Black Immigrant Daily News

The content originally appeared on: Jamaica News Loop News

While Ireland is named after the mythical goddess ?iru, there’s only one sovereign nation in the world named for a real-life woman.

That distinction lies with Saint Lucia, a Caribbean island nation christened in honour of St Lucy of Syracuse, patron saint of the blind, who died around the fourth century CE.

Saint Lucia was initially called Louanalao (meaning “Island of the Iguanas”) by the Indigenous Arawak people as early as 200 CE.

It was in 1502 that the origins of its current name formed when shipwrecked French sailors dubbed the place “Sainte Alousie”.

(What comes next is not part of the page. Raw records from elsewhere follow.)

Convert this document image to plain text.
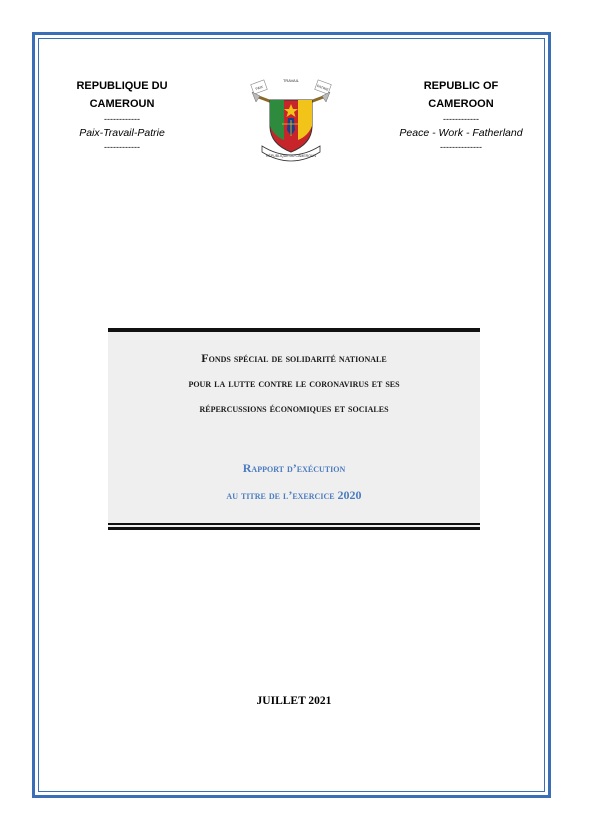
REPUBLIQUE DU
CAMEROUN
------------
Paix-Travail-Patrie
------------
REPUBLIC OF
CAMEROON
------------
Peace - Work - Fatherland
--------------
TRAVAIL
PAIX	PATRIE
RÉPUBLIQUE DU CAMEROUN
Fonds spécial de solidarité nationale
pour la lutte contre le coronavirus et ses
répercussions économiques et sociales
Rapport d’exécution
au titre de l’exercice 2020
JUILLET 2021
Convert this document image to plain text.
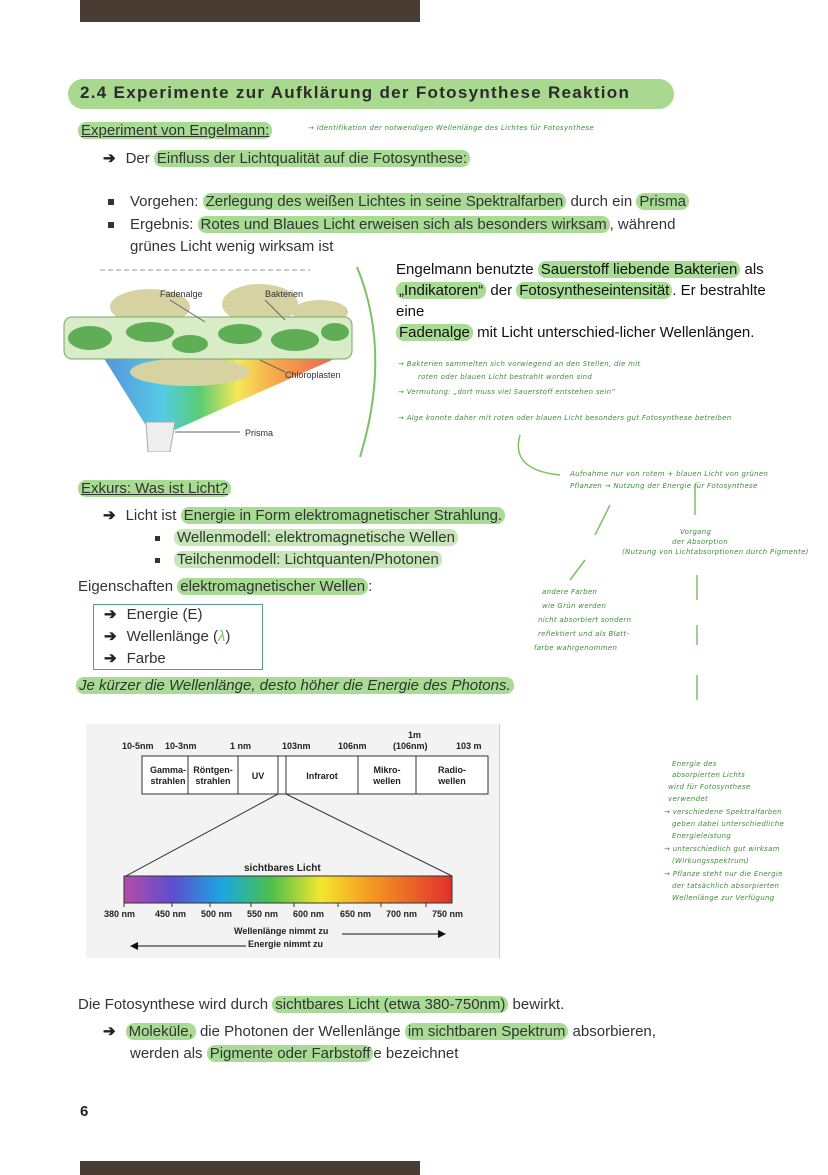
2.4 Experimente zur Aufklärung der Fotosynthese Reaktion
Experiment von Engelmann:	→ Identifikation der notwendigen Wellenlänge des Lichtes für Fotosynthese
➔ Der Einfluss der Lichtqualität auf die Fotosynthese:
Vorgehen: Zerlegung des weißen Lichtes in seine Spektralfarben durch ein Prisma
Ergebnis: Rotes und Blaues Licht erweisen sich als besonders wirksam , während
grünes Licht wenig wirksam ist
Fadenalge	Bakterien
Chloroplasten
Prisma
Engelmann benutzte Sauerstoff liebende Bakterien als
„Indikatoren“ der Fotosyntheseintensität . Er bestrahlte eine
Fadenalge mit Licht unterschied-licher Wellenlängen.
→ Bakterien sammelten sich vorwiegend an den Stellen, die mit
roten oder blauen Licht bestrahlt worden sind
→ Vermutung: „dort muss viel Sauerstoff entstehen sein“
→ Alge konnte daher mit roten oder blauen Licht besonders gut Fotosynthese betreiben
Aufnahme nur von rotem + blauen Licht von grünen
Pflanzen → Nutzung der Energie für Fotosynthese
Vorgang
der Absorption
(Nutzung von Lichtabsorptionen durch Pigmente)
andere Farben
wie Grün werden
nicht absorbiert sondern
reflektiert und als Blatt-
farbe wahrgenommen
Energie des
absorpierten Lichts
wird für Fotosynthese
verwendet
→ verschiedene Spektralfarben
geben dabei unterschiedliche
Energieleistung
→ unterschiedlich gut wirksam
(Wirkungsspektrum)
→ Pflanze steht nur die Energie
der tatsächlich absorpierten
Wellenlänge zur Verfügung
Exkurs: Was ist Licht?
➔ Licht ist Energie in Form elektromagnetischer Strahlung.
Wellenmodell: elektromagnetische Wellen
Teilchenmodell: Lichtquanten/Photonen
Eigenschaften elektromagnetischer Wellen :
➔ Energie (E)
➔ Wellenlänge (λ)
➔ Farbe
Je kürzer die Wellenlänge, desto höher die Energie des Photons.
1m
10-5nm 10-3nm	1 nm	103nm	106nm	(106nm)	103 m
Gamma-
strahlen
Röntgen-
strahlen	UV	Infrarot
Mikro-
wellen
Radio-
wellen
sichtbares Licht
380 nm 450 nm 500 nm 550 nm 600 nm 650 nm 700 nm 750 nm
Wellenlänge nimmt zu
Energie nimmt zu
Die Fotosynthese wird durch sichtbares Licht (etwa 380-750nm) bewirkt.
➔ Moleküle, die Photonen der Wellenlänge im sichtbaren Spektrum absorbieren,
werden als Pigmente oder Farbstoff e bezeichnet
6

It was a common practice at the time to name islands after saints, and legend has it that the sailors reached the island on December 13 — St Lucy’s feast day.

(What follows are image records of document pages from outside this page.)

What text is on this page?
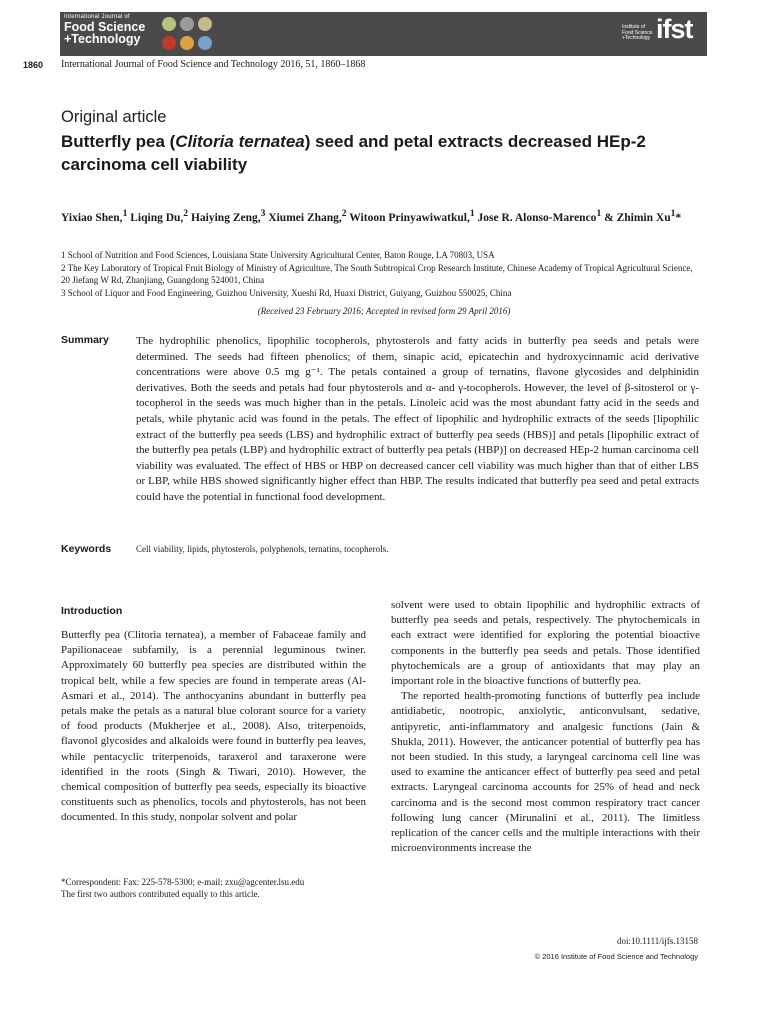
International Journal of
Food Science
+Technology
Institute of
Food Science
+Technology ifst
1860 International Journal of Food Science and Technology 2016, 51, 1860–1868
Original article
Butterfly pea (Clitoria ternatea) seed and petal extracts decreased HEp-2 carcinoma cell viability
Yixiao Shen,$^1$ Liqing Du,$^2$ Haiying Zeng,$^3$ Xiumei Zhang,$^2$ Witoon Prinyawiwatkul,$^1$ Jose R. Alonso-Marenco$^1$ & Zhimin Xu$^1$*
1 School of Nutrition and Food Sciences, Louisiana State University Agricultural Center, Baton Rouge, LA 70803, USA
2 The Key Laboratory of Tropical Fruit Biology of Ministry of Agriculture, The South Subtropical Crop Research Institute, Chinese Academy of Tropical Agricultural Science, 20 Jiefang W Rd, Zhanjiang, Guangdong 524001, China
3 School of Liquor and Food Engineering, Guizhou University, Xueshi Rd, Huaxi District, Guiyang, Guizhou 550025, China
(Received 23 February 2016; Accepted in revised form 29 April 2016)
Summary The hydrophilic phenolics, lipophilic tocopherols, phytosterols and fatty acids in butterfly pea seeds and petals were determined. The seeds had fifteen phenolics; of them, sinapic acid, epicatechin and hydroxycinnamic acid derivative concentrations were above 0.5 mg g⁻¹. The petals contained a group of ternatins, flavone glycosides and delphinidin derivatives. Both the seeds and petals had four phytosterols and α- and γ-tocopherols. However, the level of β-sitosterol or γ-tocopherol in the seeds was much higher than in the petals. Linoleic acid was the most abundant fatty acid in the seeds and petals, while phytanic acid was found in the petals. The effect of lipophilic and hydrophilic extracts of the seeds [lipophilic extract of the butterfly pea seeds (LBS) and hydrophilic extract of butterfly pea seeds (HBS)] and petals [lipophilic extract of the butterfly pea petals (LBP) and hydrophilic extract of butterfly pea petals (HBP)] on decreased HEp-2 human carcinoma cell viability was evaluated. The effect of HBS or HBP on decreased cancer cell viability was much higher than that of either LBS or LBP, while HBS showed significantly higher effect than HBP. The results indicated that butterfly pea seed and petal extracts could have the potential in functional food development.
Keywords	Cell viability, lipids, phytosterols, polyphenols, ternatins, tocopherols.
Introduction
Butterfly pea (Clitoria ternatea), a member of Fabaceae family and Papilionaceae subfamily, is a perennial leguminous twiner. Approximately 60 butterfly pea species are distributed within the tropical belt, while a few species are found in temperate areas (Al-Asmari et al., 2014). The anthocyanins abundant in butterfly pea petals make the petals as a natural blue colorant source for a variety of food products (Mukherjee et al., 2008). Also, triterpenoids, flavonol glycosides and alkaloids were found in butterfly pea leaves, while pentacyclic triterpenoids, taraxerol and taraxerone were identified in the roots (Singh & Tiwari, 2010). However, the chemical composition of butterfly pea seeds, especially its bioactive constituents such as phenolics, tocols and phytosterols, has not been documented. In this study, nonpolar solvent and polar

solvent were used to obtain lipophilic and hydrophilic extracts of butterfly pea seeds and petals, respectively. The phytochemicals in each extract were identified for exploring the potential bioactive components in the butterfly pea seeds and petals. Those identified phytochemicals are a group of antioxidants that may play an important role in the bioactive functions of butterfly pea.

The reported health-promoting functions of butterfly pea include antidiabetic, nootropic, anxiolytic, anticonvulsant, sedative, antipyretic, anti-inflammatory and analgesic functions (Jain & Shukla, 2011). However, the anticancer potential of butterfly pea has not been studied. In this study, a laryngeal carcinoma cell line was used to examine the anticancer effect of butterfly pea seed and petal extracts. Laryngeal carcinoma accounts for 25% of head and neck carcinoma and is the second most common respiratory tract cancer following lung cancer (Mirunalini et al., 2011). The limitless replication of the cancer cells and the multiple interactions with their microenvironments increase the

*Correspondent: Fax: 225-578-5300; e-mail: zxu@agcenter.lsu.edu
The first two authors contributed equally to this article.
doi:10.1111/ijfs.13158
© 2016 Institute of Food Science and Technology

Given the date’s significance, December 13 is now celebrated in the country as the National Day of St Lucia.

The Spanish who arrived around 1511 named the island “Sancta Lucia”; the current name formed after waves of colonisation by the English and French.

While female namesakes are rare on a national level, one woman has lent her name to dozens of smaller locations.

The name of Queen Victoria, the UK’s reigning monarch from 1837 to 1901, appears in the titles of locations around the globe, such as the provincial capital of British Columbia, Canada, and Zimbabwe’s breathtaking Victoria Falls.

You’d be hard-pressed to find an American woman with influence so vast. Even in the USA, only a handful of places are named for women, including Barton County, Kansas — named after Clara Barton, founder of the American Red Cross — and Dare County, North Carolina, honouring Virginia Dare, the first child of English parents to be born in the New World.